Finding the right actor to convey Lei’s depth of feeling was essential to the success of the film, and for this van Heugten consulted a casting agent with the intention to ‘’find somebody who feels deeply, emotionally invested in the story.’’ Eventually discovering Slegers, the director describes how the actor was intensely connected to the character and could relate Lei to his own life experiences. Slegers commitment to the role is apparent in his raw, natural performance as Lei, showing with skill the way a seemingly child-like father eventually realises the necessity of protecting his son.

With Gluckauf, van Heugten has successfully realised a vision of Limburg that is at once beautiful and barren, where Vester’s country estate – seen gloriously illuminated at sunset – is symbolic of a pastoral life that is now more hell than heaven and the burden of paternal expectation inescapable.

Originally published in the Daily Tiger, 22 January 2015. Re-published here courtesy of International Film Festival Rotterdam.

Returned from Rotterdam: IFFR 2015

The end of January saw this intrepid reporter attend International Film Festival Rotterdam (21 Jan – 1 Feb) for the first time, where I was selected to take part in their Trainee Programme for Young Film Critics, alongside Tina Poglajen, Rueben Demasure and Oris Aigbokhaevbolo. Whilst there, I contributed preview/interviews for the festival’s newspaper, The Daily Tiger, sat on the FIPRESCI jury (where me and my fellow trainees had one, collective vote) awarding the prize to the best film in the Bright Futures strand, and had the pleasure of ‘expert meetings’ with established critics and editors, Clarence Tsui (The Hollywood Reporter), Wendy Mitchell (Screen International) and Jay Weissberg (Variety).
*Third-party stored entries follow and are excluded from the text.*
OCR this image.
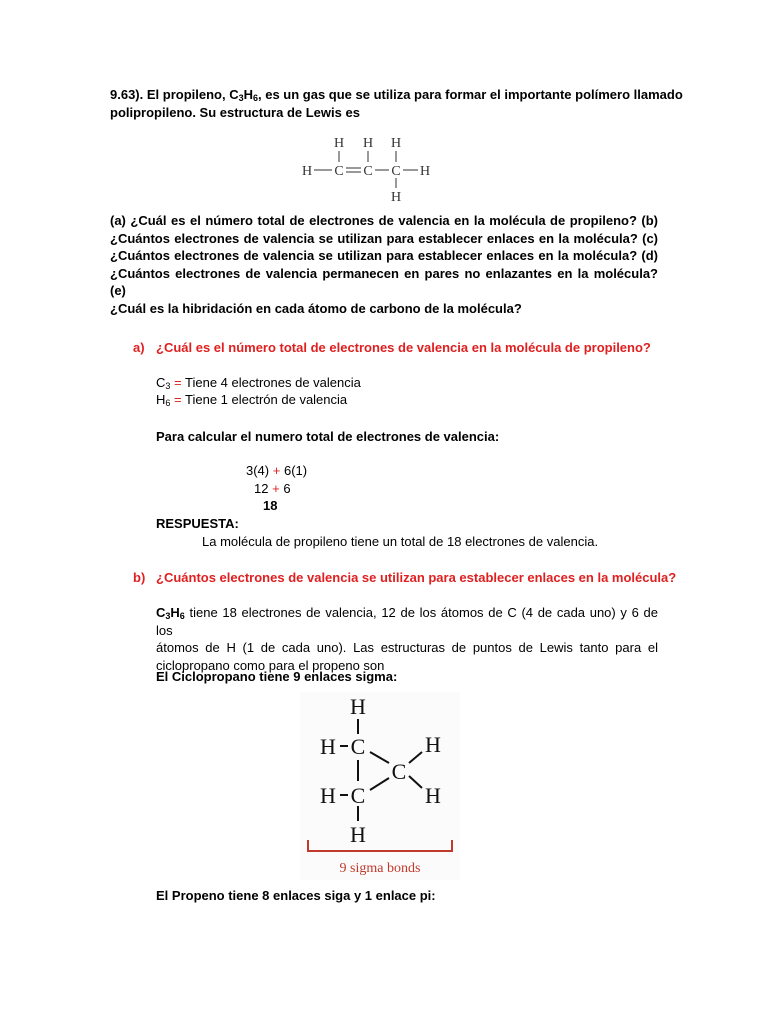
9.63). El propileno, $C_3H_6$, es un gas que se utiliza para formar el importante polímero llamado
polipropileno. Su estructura de Lewis es
H H H
H C C C H
H
(a) ¿Cuál es el número total de electrones de valencia en la molécula de propileno? (b)
¿Cuántos electrones de valencia se utilizan para establecer enlaces en la molécula? (c)
¿Cuántos electrones de valencia se utilizan para establecer enlaces en la molécula? (d)
¿Cuántos electrones de valencia permanecen en pares no enlazantes en la molécula? (e)
¿Cuál es la hibridación en cada átomo de carbono de la molécula?
a) ¿Cuál es el número total de electrones de valencia en la molécula de propileno?
$C_3$ = Tiene 4 electrones de valencia
$H_6$ = Tiene 1 electrón de valencia
Para calcular el numero total de electrones de valencia:
3(4) + 6(1)
12 + 6
18
RESPUESTA:
La molécula de propileno tiene un total de 18 electrones de valencia.
b) ¿Cuántos electrones de valencia se utilizan para establecer enlaces en la molécula?
$C_3H_6$ tiene 18 electrones de valencia, 12 de los átomos de C (4 de cada uno) y 6 de los
átomos de H (1 de cada uno). Las estructuras de puntos de Lewis tanto para el
ciclopropano como para el propeno son
El Ciclopropano tiene 9 enlaces sigma:
H
H C	H
C
H C	H
H
9 sigma bonds
El Propeno tiene 8 enlaces siga y 1 enlace pi:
I also managed to see thirty-one films in total, write three reviews for CineVue, and one focused report on the strand Signals: WTF?! for the forthcoming edition of Little White Lies. I got very little sleep, learned at lot and met some truly fantastic people.

Solos by Joanna Lombardi
Solos by Joanna Lombardi

Highlights from the programme were Ana Lungu’s Self Portrait of a Dutiful Daughter, a thoughtful, witty piece looking at the ‘late’ coming of age of a young woman inheriting her parents apartment, that exposes the learned behaviours that oppress her. Solos by Joanna Lombardi examined the financial and cultural restrictions on distributing exactly the kind of films that IFFR celebrates, following four friends as they attempt to attract audiences to independent film screenings in rural Peru. With improvised dialogue, the relationship between the friends emerges gradually, and their endeavour becomes ever more absurd, as audiences shift from one to zero. Lombardi’s steadfast refusal to abide by any cinematic rules is admirable, and though the audience for her films may be a small as her characters’, I hope to see more of her work in the future. Finally, Isabelle Tollenaere’s Battles, which was awarded with the FIPRESCI prize, was a carefully edited, episodic piece, exposing the military in Belgium, Albania and Russia, as more useful as a source of social propaganda than a means of defence. Three talented directors that are definitely worth looking out for.

I’ll be posting each of my Daily Tiger pieces here on the site, courtesy of IFFR’s DT editors, Nick Cunningham and Lot Piscaer.